Seven foods to avoid before a workout

July 01, 2016

 Have you noticed that some of your workouts feel more comfortable than others? Perhaps you notice feeling bloated or fatigued only in half of your workouts? Feeling ineffective during a workout can relate to the foods you choose before you get to the gym. Here are seven foods to avoid before your workout.
  • High Fiber: Foods like flaxseed, fruit, veggies, whole grains, and chia seeds are great additions to your diet but not to your pre-workout meal. Since these foods are so effective in helping your digestive track, it may have a negative reaction while you're performing exercises like cardio.

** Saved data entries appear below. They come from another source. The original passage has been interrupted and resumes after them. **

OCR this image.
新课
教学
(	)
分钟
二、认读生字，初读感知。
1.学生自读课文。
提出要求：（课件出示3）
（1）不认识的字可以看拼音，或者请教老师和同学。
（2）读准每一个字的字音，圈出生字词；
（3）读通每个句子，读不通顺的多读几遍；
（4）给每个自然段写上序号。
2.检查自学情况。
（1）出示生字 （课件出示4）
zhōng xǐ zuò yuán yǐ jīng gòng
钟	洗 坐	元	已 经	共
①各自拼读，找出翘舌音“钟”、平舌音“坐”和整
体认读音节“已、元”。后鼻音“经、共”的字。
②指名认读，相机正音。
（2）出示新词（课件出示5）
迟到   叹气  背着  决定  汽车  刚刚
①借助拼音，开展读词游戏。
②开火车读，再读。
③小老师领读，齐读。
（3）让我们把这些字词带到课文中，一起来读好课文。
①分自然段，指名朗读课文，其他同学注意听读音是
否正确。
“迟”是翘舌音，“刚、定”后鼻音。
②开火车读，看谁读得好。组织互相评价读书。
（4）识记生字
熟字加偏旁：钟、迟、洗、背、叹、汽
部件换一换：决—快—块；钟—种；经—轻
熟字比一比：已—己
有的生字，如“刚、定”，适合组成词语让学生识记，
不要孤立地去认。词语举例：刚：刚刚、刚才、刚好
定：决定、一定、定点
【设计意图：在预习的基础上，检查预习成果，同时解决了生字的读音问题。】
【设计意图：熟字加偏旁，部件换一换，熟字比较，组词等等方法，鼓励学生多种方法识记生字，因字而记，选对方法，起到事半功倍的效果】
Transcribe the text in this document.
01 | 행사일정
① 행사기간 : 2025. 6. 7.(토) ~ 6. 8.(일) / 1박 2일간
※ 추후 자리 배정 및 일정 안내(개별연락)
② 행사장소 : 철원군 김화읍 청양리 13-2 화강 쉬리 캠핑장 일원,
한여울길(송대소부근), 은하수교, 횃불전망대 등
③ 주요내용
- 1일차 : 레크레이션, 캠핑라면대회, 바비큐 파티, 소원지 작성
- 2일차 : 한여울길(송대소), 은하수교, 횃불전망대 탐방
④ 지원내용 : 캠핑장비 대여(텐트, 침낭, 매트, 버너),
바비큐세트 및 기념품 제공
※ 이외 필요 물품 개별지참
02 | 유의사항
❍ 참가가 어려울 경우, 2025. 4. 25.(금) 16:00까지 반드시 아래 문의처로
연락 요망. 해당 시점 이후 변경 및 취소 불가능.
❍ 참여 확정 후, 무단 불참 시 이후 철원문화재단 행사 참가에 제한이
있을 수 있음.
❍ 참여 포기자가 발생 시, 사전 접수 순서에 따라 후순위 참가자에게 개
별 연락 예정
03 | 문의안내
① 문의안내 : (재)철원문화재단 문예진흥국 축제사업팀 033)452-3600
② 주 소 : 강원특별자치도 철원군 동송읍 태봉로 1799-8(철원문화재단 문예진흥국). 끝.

  • Protein bars: Some protein bars can be misleading in their health benefits. While it is best to choose pre-workout foods high in protein, don't let advertising fool you into thinking all protein bars are created equal. The best way to choose a protein bar to assist your workout, instead of cripple it, is to check the nutritional facts and make sure it is low in sugar and high in protein.
  • Dairy: Milk, yogurt, and cheese can make a lot of people bloated and uncomfortable during a workout. Many researchers recommend avoiding dairy products three to four hours before your workout. Your goal in your pre-workout meal is to eat foods that are easy to digest, not foods that make your body uncomfortable.
  • Sugary foods: This one may seem obvious to the average dieter, but sugar can be in many "healthy" pre-workout snacks. Foods or drinks like flavored water, some protein shakes, juice, store-bought smoothies, and of course, known sugary goodies can cause the antithesis to your workout goals. Foods that are high in sugar cause fatigue and weight gain. The American Heart Association recommends limiting your sugar intake a day to six teaspoons for women and nine teaspoons for men.
  • Caffeine: Drinks like coffee, soft drinks, energy drinks or energy gels can be an effective addition to the start of your day, but can slow you down in a pre-workout meal. Some caffeinated drinks are high in sugar and carbonated, which can cause bloating and fatigue during your workout. However, some caffeinated products can be an effective boost for your workout. Instead of your normal Starbucks order, opt for a warm green tea if you're looking for a little pep in your step.
  • Spicy Foods: Great for calorie burning, terrible for workouts. Spicy foods can cause heartburn and indigestion. Make sure to avoid these before your workouts to ensure you won't have to stop to take an antacid. If you just can't put down the spicy foods, here are heartburn prevention tips for the spicy food lover.
  • Avocados: If you love avocados this may be disappointing to hear, but they are high in fat. While good fats, like avocados, can be effective in your diet, they are not helpful during a workout. Fats are harder to digest and cause the blood in your body to prioritize your digestive track. During a workout, this can cause cramping and fatigue. It' best to avoid fats at least an hour before your workout and save the guacamole or avocado omelet for your post-workout snack.
There is no ideal meal for your pre-workout, but if you focus on low fat, moderate carbs and protein, low fiber, non-sugary foods, and foods your body knows then your workout will be effective. However, remember that it is worse to workout on an empty stomach. So pick up that grilled chicken sandwich or banana and enjoy your workout!